2000-09-08 Thread Carrol Cox



Jim Devine wrote:

 As someone who was outside the process, my impression was that the recent
 wave of feminism that came out of the 1960s anti-war and other movements in
 the US was a reaction to the male chauvinism of the "New Left" leaders.

I can give one dramatic instance (with the proviso that I have forgotten my
source so cannot guarantee its accuracy). SDS at one point had a national
program called J.O.I.N. (Jobs or Income Now), a community organizing
project. I believe there were units in Baltimore, Minneapolis, Chicago, and
(way down in the sticks) Cairo, Illinois among other places. The program
was coordinated from the National Office, the Director being Rennie Davis
(who I remember as a most unpleasant character -- he ended up as a
Christer of some sort). Or at least he was *officially* in charge. As I heard
the story most of the actual work was done by Heather Booth, while
Davis trapised the world being a big shot. When he resigned the position
to go on to better and greater things, SDS dissolved the project, since
there was no longer anyone to coordinate it.

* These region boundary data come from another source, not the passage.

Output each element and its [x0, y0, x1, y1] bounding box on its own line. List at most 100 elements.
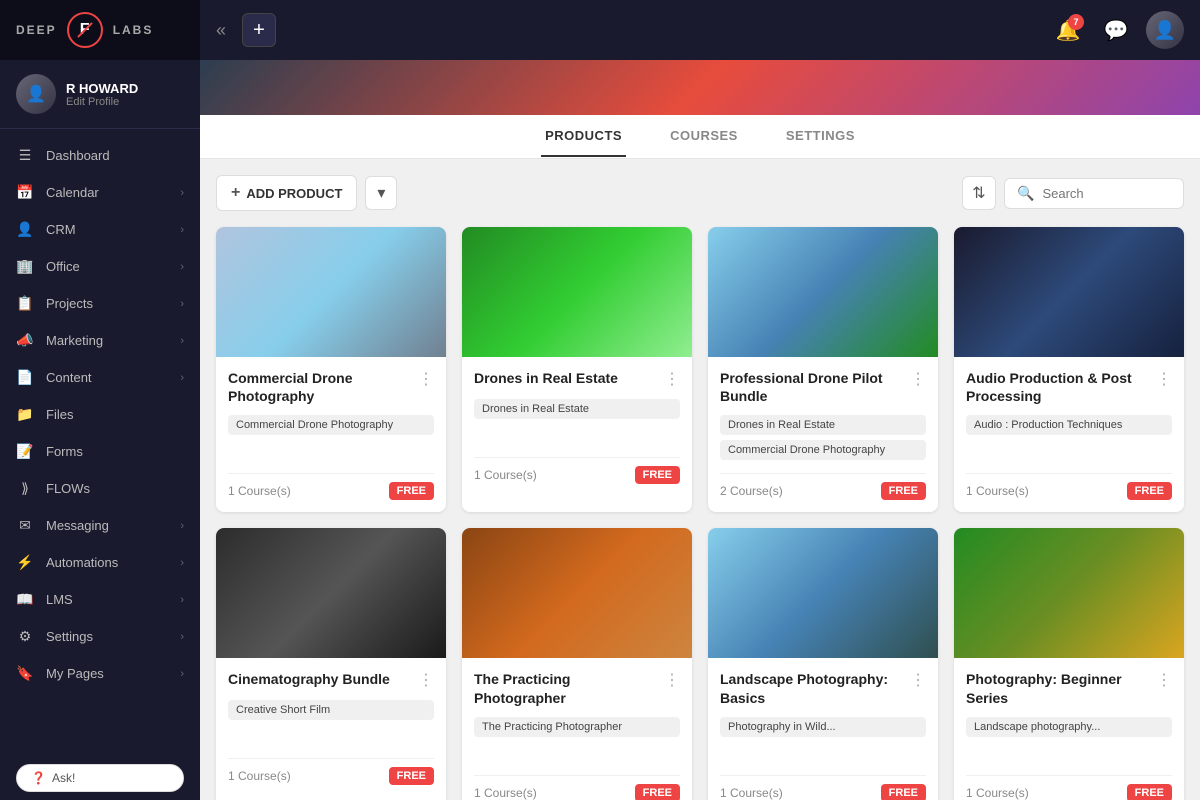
product-tag: Commercial Drone Photography — [228, 415, 434, 435]
mypages-label: My Pages — [46, 666, 104, 681]
product-menu-icon[interactable]: ⋮ — [664, 670, 680, 690]
product-title: Professional Drone Pilot Bundle — [720, 369, 902, 405]
price-badge: FREE — [389, 767, 434, 785]
course-count: 1 Course(s) — [474, 786, 537, 800]
sidebar-item-crm[interactable]: 👤 CRM › — [0, 211, 200, 248]
product-title-row: Audio Production & Post Processing ⋮ — [966, 369, 1172, 405]
product-body: Cinematography Bundle ⋮ Creative Short F… — [216, 658, 446, 797]
sidebar-item-calendar[interactable]: 📅 Calendar › — [0, 174, 200, 211]
user-name: R HOWARD — [66, 81, 184, 96]
sidebar-item-files[interactable]: 📁 Files — [0, 396, 200, 433]
product-body: Drones in Real Estate ⋮ Drones in Real E… — [462, 357, 692, 496]
product-tag: Landscape photography... — [966, 717, 1172, 737]
office-icon: 🏢 — [16, 258, 34, 275]
messages-button[interactable]: 💬 — [1098, 12, 1134, 48]
ask-button[interactable]: ❓ Ask! — [16, 764, 184, 792]
dashboard-label: Dashboard — [46, 148, 110, 163]
topbar: « + 🔔 7 💬 👤 — [200, 0, 1200, 60]
product-tag: Commercial Drone Photography — [720, 440, 926, 460]
dashboard-icon: ☰ — [16, 147, 34, 164]
product-menu-icon[interactable]: ⋮ — [910, 670, 926, 690]
tag-list: Audio : Production Techniques — [966, 415, 1172, 463]
marketing-label: Marketing — [46, 333, 103, 348]
projects-icon: 📋 — [16, 295, 34, 312]
tag-list: Landscape photography... — [966, 717, 1172, 765]
chevron-icon: › — [180, 668, 184, 680]
product-tag: Drones in Real Estate — [474, 399, 680, 419]
sidebar-item-projects[interactable]: 📋 Projects › — [0, 285, 200, 322]
product-menu-icon[interactable]: ⋮ — [418, 670, 434, 690]
product-tag: Drones in Real Estate — [720, 415, 926, 435]
product-body: Professional Drone Pilot Bundle ⋮ Drones… — [708, 357, 938, 512]
tab-courses[interactable]: COURSES — [666, 116, 742, 157]
automations-icon: ⚡ — [16, 554, 34, 571]
chevron-icon: › — [180, 594, 184, 606]
product-card: Commercial Drone Photography ⋮ Commercia… — [216, 227, 446, 512]
course-count: 1 Course(s) — [966, 484, 1029, 498]
sidebar-item-messaging[interactable]: ✉ Messaging › — [0, 507, 200, 544]
sidebar-item-content[interactable]: 📄 Content › — [0, 359, 200, 396]
price-badge: FREE — [881, 482, 926, 500]
tag-list: Drones in Real Estate — [474, 399, 680, 447]
user-avatar-topbar[interactable]: 👤 — [1146, 11, 1184, 49]
product-footer: 1 Course(s) FREE — [966, 473, 1172, 500]
main-content: « + 🔔 7 💬 👤 PRODUCTS COURSES SETTINGS + AD… — [200, 0, 1200, 800]
tag-list: Drones in Real Estate Commercial Drone Ph… — [720, 415, 926, 463]
course-count: 1 Course(s) — [228, 484, 291, 498]
product-menu-icon[interactable]: ⋮ — [1156, 670, 1172, 690]
lms-label: LMS — [46, 592, 73, 607]
price-badge: FREE — [635, 466, 680, 484]
tab-settings[interactable]: SETTINGS — [782, 116, 859, 157]
price-badge: FREE — [881, 784, 926, 800]
sidebar-item-dashboard[interactable]: ☰ Dashboard — [0, 137, 200, 174]
content-area: + ADD PRODUCT ▾ ⇅ 🔍 Commercial Drone Pho… — [200, 159, 1200, 800]
sidebar-item-marketing[interactable]: 📣 Marketing › — [0, 322, 200, 359]
chevron-icon: › — [180, 187, 184, 199]
avatar: 👤 — [16, 74, 56, 114]
toolbar-right: ⇅ 🔍 — [962, 176, 1184, 210]
crm-icon: 👤 — [16, 221, 34, 238]
add-product-button[interactable]: + ADD PRODUCT — [216, 175, 357, 211]
sidebar-item-automations[interactable]: ⚡ Automations › — [0, 544, 200, 581]
tab-products[interactable]: PRODUCTS — [541, 116, 626, 157]
sidebar-item-settings[interactable]: ⚙ Settings › — [0, 618, 200, 655]
product-menu-icon[interactable]: ⋮ — [910, 369, 926, 389]
product-title-row: The Practicing Photographer ⋮ — [474, 670, 680, 706]
chevron-icon: › — [180, 631, 184, 643]
edit-profile-link[interactable]: Edit Profile — [66, 96, 184, 108]
files-label: Files — [46, 407, 73, 422]
notifications-button[interactable]: 🔔 7 — [1050, 12, 1086, 48]
calendar-icon: 📅 — [16, 184, 34, 201]
automations-label: Automations — [46, 555, 118, 570]
office-label: Office — [46, 259, 80, 274]
product-footer: 1 Course(s) FREE — [966, 775, 1172, 800]
product-body: Audio Production & Post Processing ⋮ Aud… — [954, 357, 1184, 512]
product-menu-icon[interactable]: ⋮ — [1156, 369, 1172, 389]
sidebar: DEEP F LABS 👤 R HOWARD Edit Profile ☰ Da… — [0, 0, 200, 800]
search-input[interactable] — [1042, 186, 1171, 201]
sidebar-item-office[interactable]: 🏢 Office › — [0, 248, 200, 285]
add-button[interactable]: + — [242, 13, 276, 47]
collapse-icon[interactable]: « — [216, 20, 226, 41]
product-footer: 1 Course(s) FREE — [474, 457, 680, 484]
brand-left: DEEP — [16, 23, 57, 37]
sidebar-item-forms[interactable]: 📝 Forms — [0, 433, 200, 470]
product-title: The Practicing Photographer — [474, 670, 656, 706]
dropdown-arrow[interactable]: ▾ — [365, 176, 397, 210]
product-title-row: Professional Drone Pilot Bundle ⋮ — [720, 369, 926, 405]
product-title-row: Cinematography Bundle ⋮ — [228, 670, 434, 690]
product-body: The Practicing Photographer ⋮ The Practi… — [462, 658, 692, 800]
product-menu-icon[interactable]: ⋮ — [664, 369, 680, 389]
chevron-icon: › — [180, 298, 184, 310]
product-menu-icon[interactable]: ⋮ — [418, 369, 434, 389]
sidebar-item-flows[interactable]: ⟫ FLOWs — [0, 470, 200, 507]
flows-label: FLOWs — [46, 481, 90, 496]
ask-label: Ask! — [52, 771, 75, 785]
sidebar-item-lms[interactable]: 📖 LMS › — [0, 581, 200, 618]
product-tag: Creative Short Film — [228, 700, 434, 720]
filter-button[interactable]: ⇅ — [962, 176, 996, 210]
product-title-row: Photography: Beginner Series ⋮ — [966, 670, 1172, 706]
sidebar-item-mypages[interactable]: 🔖 My Pages › — [0, 655, 200, 692]
sidebar-header: DEEP F LABS — [0, 0, 200, 60]
message-icon: 💬 — [1104, 18, 1129, 43]
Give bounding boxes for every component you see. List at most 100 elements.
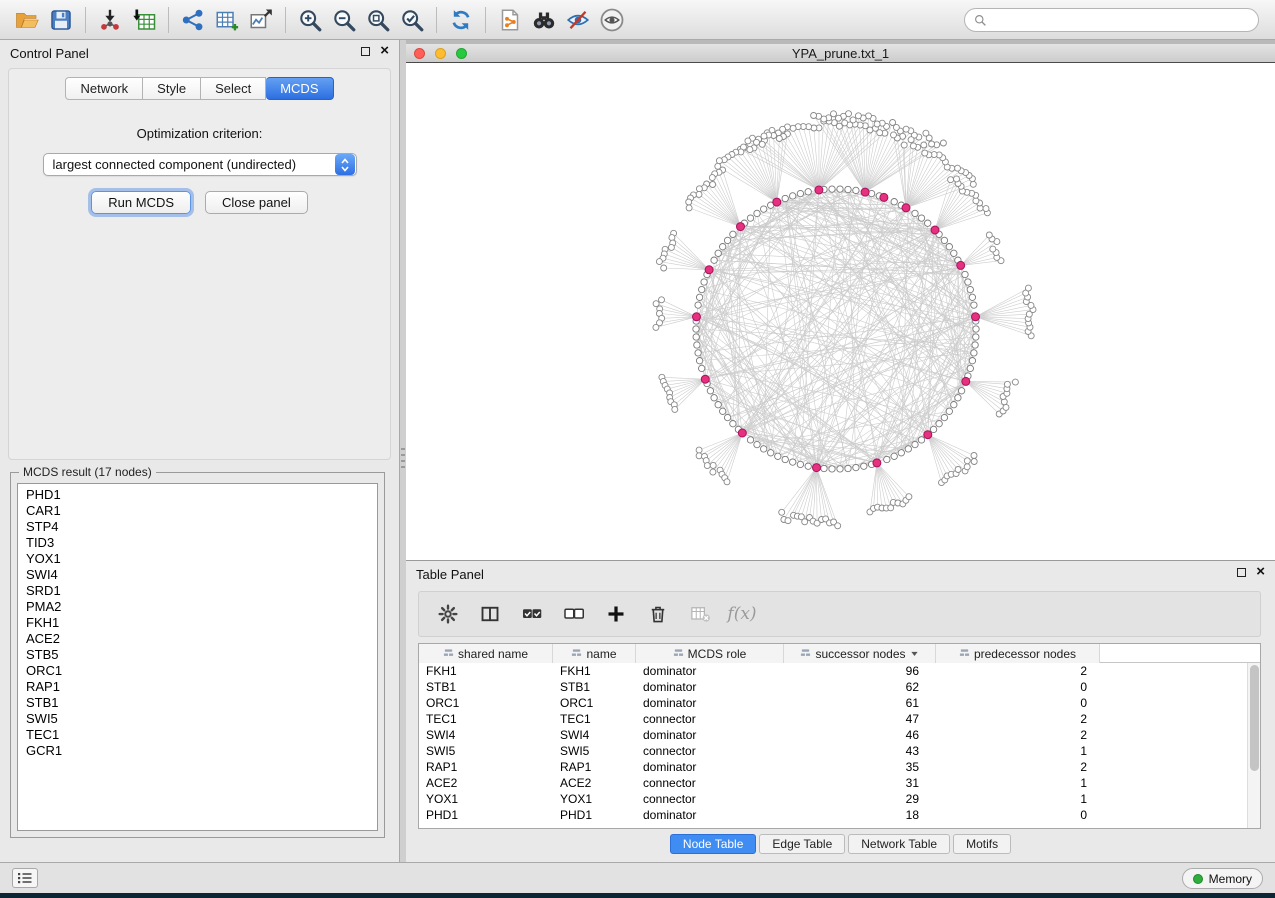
- new-network-button[interactable]: [176, 4, 210, 36]
- table-row[interactable]: PHD1PHD1dominator180: [419, 807, 1260, 823]
- dominator-node[interactable]: [873, 459, 881, 467]
- ring-node[interactable]: [955, 395, 961, 401]
- dominator-node[interactable]: [924, 431, 932, 439]
- leaf-node[interactable]: [696, 191, 702, 197]
- tab-style[interactable]: Style: [143, 77, 201, 100]
- cell-predecessor-nodes[interactable]: 1: [936, 775, 1100, 791]
- ring-node[interactable]: [853, 464, 859, 470]
- show-all-button[interactable]: [595, 4, 629, 36]
- tab-edge-table[interactable]: Edge Table: [759, 834, 845, 854]
- zoom-selected-button[interactable]: [395, 4, 429, 36]
- dominator-node[interactable]: [738, 429, 746, 437]
- ring-node[interactable]: [972, 342, 978, 348]
- zoom-fit-button[interactable]: [361, 4, 395, 36]
- ring-node[interactable]: [768, 450, 774, 456]
- ring-node[interactable]: [829, 186, 835, 192]
- open-session-button[interactable]: [10, 4, 44, 36]
- leaf-node[interactable]: [802, 519, 808, 525]
- cell-name[interactable]: RAP1: [553, 759, 636, 775]
- ring-node[interactable]: [761, 446, 767, 452]
- cell-MCDS-role[interactable]: connector: [636, 775, 784, 791]
- leaf-node[interactable]: [747, 147, 753, 153]
- leaf-node[interactable]: [790, 125, 796, 131]
- import-table-button[interactable]: [127, 4, 161, 36]
- ring-node[interactable]: [918, 437, 924, 443]
- ring-node[interactable]: [837, 186, 843, 192]
- column-header-predecessor-nodes[interactable]: predecessor nodes: [936, 644, 1100, 663]
- leaf-node[interactable]: [656, 259, 662, 265]
- column-header-shared-name[interactable]: shared name: [419, 644, 553, 663]
- leaf-node[interactable]: [971, 453, 977, 459]
- refresh-layout-button[interactable]: [444, 4, 478, 36]
- mcds-result-item[interactable]: ORC1: [26, 663, 369, 679]
- close-panel-button[interactable]: Close panel: [205, 191, 308, 214]
- search-input[interactable]: [992, 10, 1258, 30]
- new-table-button[interactable]: [210, 4, 244, 36]
- cell-name[interactable]: TEC1: [553, 711, 636, 727]
- network-window-titlebar[interactable]: YPA_prune.txt_1: [406, 44, 1275, 63]
- cell-shared-name[interactable]: FKH1: [419, 663, 553, 679]
- ring-node[interactable]: [958, 388, 964, 394]
- close-window-button[interactable]: [414, 48, 425, 59]
- mcds-result-item[interactable]: SRD1: [26, 583, 369, 599]
- leaf-node[interactable]: [776, 136, 782, 142]
- ring-node[interactable]: [747, 437, 753, 443]
- tab-network-table[interactable]: Network Table: [848, 834, 950, 854]
- table-row[interactable]: FKH1FKH1dominator962: [419, 663, 1260, 679]
- leaf-node[interactable]: [811, 113, 817, 119]
- cell-shared-name[interactable]: RAP1: [419, 759, 553, 775]
- leaf-node[interactable]: [940, 140, 946, 146]
- leaf-node[interactable]: [954, 176, 960, 182]
- leaf-node[interactable]: [1003, 404, 1009, 410]
- leaf-node[interactable]: [696, 186, 702, 192]
- tab-mcds[interactable]: MCDS: [266, 77, 333, 100]
- ring-node[interactable]: [699, 286, 705, 292]
- ring-node[interactable]: [967, 286, 973, 292]
- leaf-node[interactable]: [948, 177, 954, 183]
- cell-name[interactable]: YOX1: [553, 791, 636, 807]
- leaf-node[interactable]: [686, 205, 692, 211]
- mcds-result-item[interactable]: RAP1: [26, 679, 369, 695]
- choose-columns-button[interactable]: [475, 599, 505, 629]
- ring-node[interactable]: [853, 187, 859, 193]
- leaf-node[interactable]: [761, 133, 767, 139]
- optimization-criterion-select[interactable]: largest connected component (undirected): [43, 153, 357, 176]
- dominator-node[interactable]: [773, 198, 781, 206]
- ring-node[interactable]: [724, 414, 730, 420]
- cell-successor-nodes[interactable]: 35: [784, 759, 936, 775]
- ring-node[interactable]: [711, 257, 717, 263]
- leaf-node[interactable]: [890, 120, 896, 126]
- leaf-node[interactable]: [929, 141, 935, 147]
- ring-node[interactable]: [782, 195, 788, 201]
- table-scrollbar[interactable]: [1247, 663, 1260, 828]
- cell-shared-name[interactable]: STB1: [419, 679, 553, 695]
- leaf-node[interactable]: [955, 467, 961, 473]
- ring-node[interactable]: [891, 199, 897, 205]
- ring-node[interactable]: [730, 231, 736, 237]
- tab-select[interactable]: Select: [201, 77, 266, 100]
- cell-name[interactable]: STB1: [553, 679, 636, 695]
- float-table-panel-icon[interactable]: [1237, 568, 1246, 577]
- ring-node[interactable]: [973, 334, 979, 340]
- ring-node[interactable]: [720, 408, 726, 414]
- leaf-node[interactable]: [661, 265, 667, 271]
- ring-node[interactable]: [969, 294, 975, 300]
- cell-successor-nodes[interactable]: 31: [784, 775, 936, 791]
- select-all-button[interactable]: [517, 599, 547, 629]
- ring-node[interactable]: [941, 414, 947, 420]
- cell-successor-nodes[interactable]: 47: [784, 711, 936, 727]
- leaf-node[interactable]: [704, 463, 710, 469]
- ring-node[interactable]: [711, 395, 717, 401]
- leaf-node[interactable]: [903, 126, 909, 132]
- table-row[interactable]: ACE2ACE2connector311: [419, 775, 1260, 791]
- leaf-node[interactable]: [745, 138, 751, 144]
- ring-node[interactable]: [694, 342, 700, 348]
- mcds-result-item[interactable]: GCR1: [26, 743, 369, 759]
- tab-motifs[interactable]: Motifs: [953, 834, 1011, 854]
- mcds-result-item[interactable]: SWI4: [26, 567, 369, 583]
- leaf-node[interactable]: [906, 494, 912, 500]
- cell-name[interactable]: ORC1: [553, 695, 636, 711]
- cell-shared-name[interactable]: YOX1: [419, 791, 553, 807]
- ring-node[interactable]: [724, 237, 730, 243]
- ring-node[interactable]: [790, 459, 796, 465]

I think it was also at some SDS meetings (local and national) that some
women carried noisemeters -- measuring the amount of background noise
in the room when men were speaking as compared to when women were
speaking.

But on these issues let's also record an important footnote. The CPUSA
had a terrible record on race -- merely being better on race than any other
organization, left or right, in U.S. history. The CPUSA had an even more
terrible record on gender -- merely being better on gender than any other
organization, left or right, in U.S. history.

Carrol




Re: Feminism (posted originally onmarxism@lists.panix.com)

2000-09-08 Thread Doug Henwood

Louis Proyect wrote:

I suspect that the scarcity of female subbers on various left and Marxist
lists is related to this. My guess is that the reason LBO-Talk attracts
more women is that it has become identified as a haven for postmodernist
thought.

I hope it's a haven for all kinds of thought, "postmodernist" among 
them - and feminist (however modified) most definitely among them.